I will begin where I ended. The 16 hour bus journey from Udaipur to Bombay in a seat, not a bunk. The bus was fully booked. No spare seats. Not a problem in iteself, but a few other people managed to get on (via a backhander to the driver perhaps) and occupied a spot in the aisle. The seat was not uncomfortable....well at least not to begin with, but it did not recline and I was restless after a few hours. Others seemed to be suffering from the same problem and before long many people took to the aisle to lie down. I shifted my position a few times and settled on one with my feet suspended on a ladder to one of the bunks above my head. I slept for an hour of so and then decided to change position again, only now there were some legs where mine should go! A rather chunky old man was now sleeping half in the aisle and half under my seat! Managing to squeeze my feet into a small empty space I tried again to sleep. Something brushed my head. The person behind me was somehow sleeping in a position where their hand was sitting upon my head! I removed it and tried again to rest. The bus stopped and all the lights came on. The second of three toilet stops. I did not get much sleep that night.
I arrived and found my way to Colaba. Mumbai is comprised of a number of islands where the land in between has been reclaimed from the sea. The city extends into the ocean in a hand shaped peninsular. Colaba is a wealthy area toward the south of the hand. It is where most travellers stay and many of them, including yours truly, in the Salvation Army hostel. The hostel has several dormitories, which are the cheapest place to stay. When I say cheap, I mean cheap for Mumbai. The dorm was grotty, little cleaned; the one toilet between 16 didnt flush and was regularly blocked and contained the only shower, and it cost me more than most of the private, clean rooms I had had previously. It was the worst place I have stayed in my entire trip and to top it off I got the old Delhi belly again!

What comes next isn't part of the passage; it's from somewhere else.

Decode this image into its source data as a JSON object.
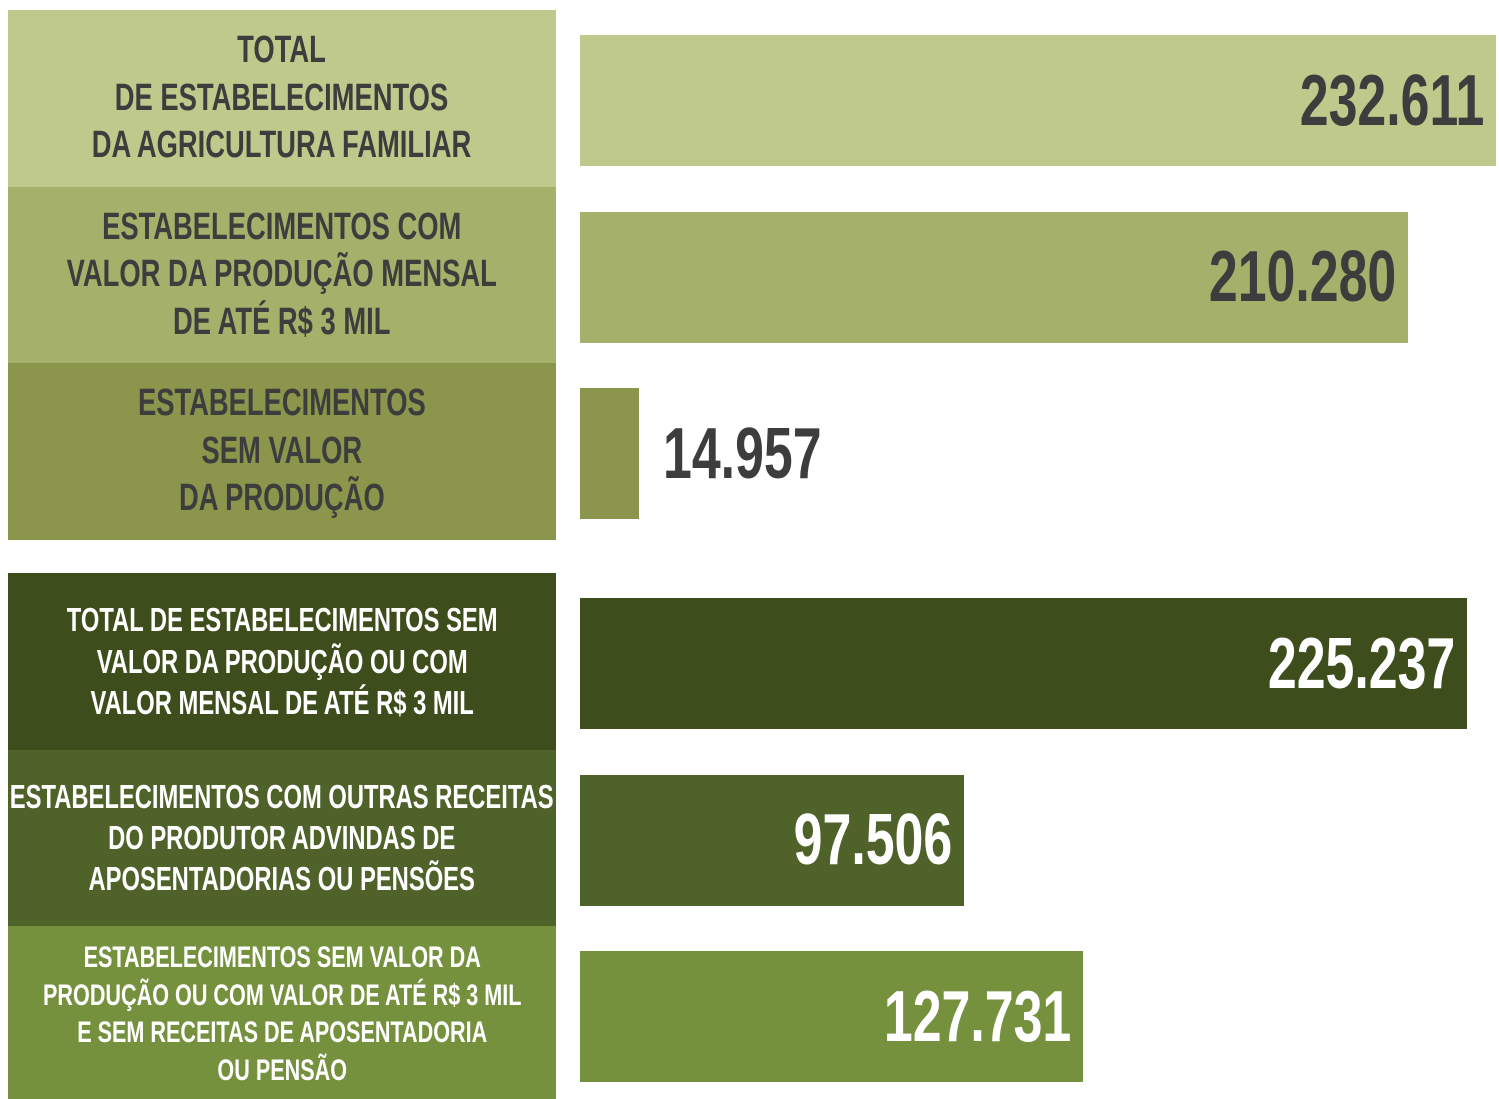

Trying to carry on regardless, I managed to explore the nearby area a little and met up with Faalix with whom I had spent some time in Bundi. We visited the gateway to India (a colonial relic on the sea front), ate at the famous Leopold's cafe (which still has bullet holes in the walls from the terrorist attacks of 2008), and sampled some of the treats from the continental style coffee shops. When Faalix left I took a tour of the Dharavi slum. The largest slum in Bombay, it comprises some 1.7km square and over 1 million residents! We were shown examples of the thriving businesses, which include plastic recycling, pottery and leather production, with an estimated turnover of $650 million per year. No that wasnt a typo!!
I began to feel better, but then it was time to leave. I already had a train booked to take me to Aurangabad.